Filmform (est. 1950) is dedicated to preservation, promotion and worldwide distribution of experimental film and video art. Constantly expanding, the distribution catalogue spans from 1924 to the present, including works by Sweden’s most prominent artists and filmmakers, available to rent for public screenings and exhibitions as well as for educational purposes.
After a period of exhaustion symptoms, manifested both physically and mentally in me, I see a parallel to a planet – and society – in exhaustion. The way we act towards each other and all other living will affect us all.
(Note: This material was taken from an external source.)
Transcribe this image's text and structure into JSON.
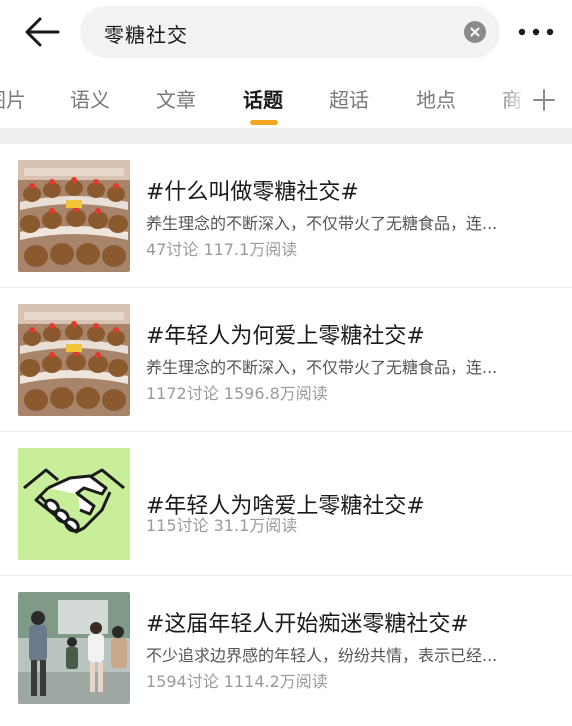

In Submission 360° we see a body that is slowly falling towards the ground. We are all constantly falling to the ground. If it weren’t for gravity, we’d be falling into space. We are falling each day, and every day cells die, our skin is falling, slowly our minds and tissues are falling into an inevitable decay – or transformation into something new. We are often unaware of this, but we are still submitted to this cycle. Eventually we are coming back to where we came from (according to some creation myths), to the ground and to the soil. Zooming out, we are also facing a rapid death of species with a much warmer climate, and soon this planet will not be for us to live in anymore. The water puddle in the film might be a memory and a portal into what used to be here long before. Maybe this is the back door to meet The Water Sprit [that you meet in the AR work The Essence]?
Åsa Cederqvist (b.1975) works has a performative foundation and is expressed through video, sculpture, installation and performative add-ons, so-called extensions, and in an interface containing all of those elements. Her work often portrays bodily, interpersonal and material transactions during constant on-going creation and valuation. Through negotiations between virtual/ digital and physical states, Cederqvist strives to complicate the viewer’s reading to embrace a fluidity and yet presence. For the past five years, Åsa’s practice has explored co-creation processes as well as the conditions and possibilities of playing – whereby she explored presence, vulnerability, trust and a kind of everyday magic. She has explored how one can create new materials and approaches that could work sustainably and critically – and at the same time, challenge and stretch methods, aesthetic hierarchies and expectations. One result of this is the film (and the spatial presentation) Mama Dada Gaga, as well as the latest exhibitions Some Kind of Metabolism and In Natura. 2004-2011 Åsa worked as a film director of commercials and music videos, 2010-2020 as a lecturer in textiles and art (Konstfack).